Office supplies - schools, animal shelters
Towels, sheets - animal shelters
Misc. Items:
Get creative. what could that broken chair become? The seat could become a table top or shelf.
not only takes furniture and appliances that meet current environmental standards, but they also take building and decorative materials. So if you are remodeling, contact them to see if they will take any of the flooring, tiles, lighting or other materials.

Happy Earth Year...

Tuesday, April 12, 2016

New Work - Natural Science

Burrowing Owl, natural science, collage, Donna Miskend 2016
(Cynomys Ludovicianus, Bouteloua Gracias, Camnula Pellucida
Athene Cunicularia, Melanoplus Bivittatus)
I'm building my portfolio of animals starting with birds. This is the habitat of the burrowing owl on the Canadian prairies.



And a female Kestral. More to come!

Kestral, natural science, graphite, Donna Miskend 2016
(Falco Sparverius)

Tuesday, January 19, 2016

Scholastic Writing Awards for kids

I am excited and inspired after a day of reading kids' submissions to the Scholastic Writing Awards.  I read some fantastic work.

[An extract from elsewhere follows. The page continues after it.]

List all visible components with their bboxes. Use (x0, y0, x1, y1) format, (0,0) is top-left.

And even those entry's that were less successful had kernals of wonderful work to come. I read beautifully crafted sentences. There was dialogue that made me feel I was eavesdropping,  the words were so true and genuine. There were photographic descriptions, and poetic turns of phrases that could have come from the most accomplished writers. All this from 9th-12th graders (in my batch)! Of course my fingers are crossed for the submissions I nominated. It's all subjective though, so I hope all the participants continue to write.

The arts seem to be under assault these days where kids are concerned. Programs in schools are being cut in favor of a push for more math and science over arts education.  There's nothing wrong with math and science,  but I believe the emphasis in school should be on developing intellectual curiosity for life long learning, and a broad education that embraces the humanities. After school programs and libraries can also fill the gap, but they need your support. And get kids to participate. The greater the demand, the more attention these programs will receive.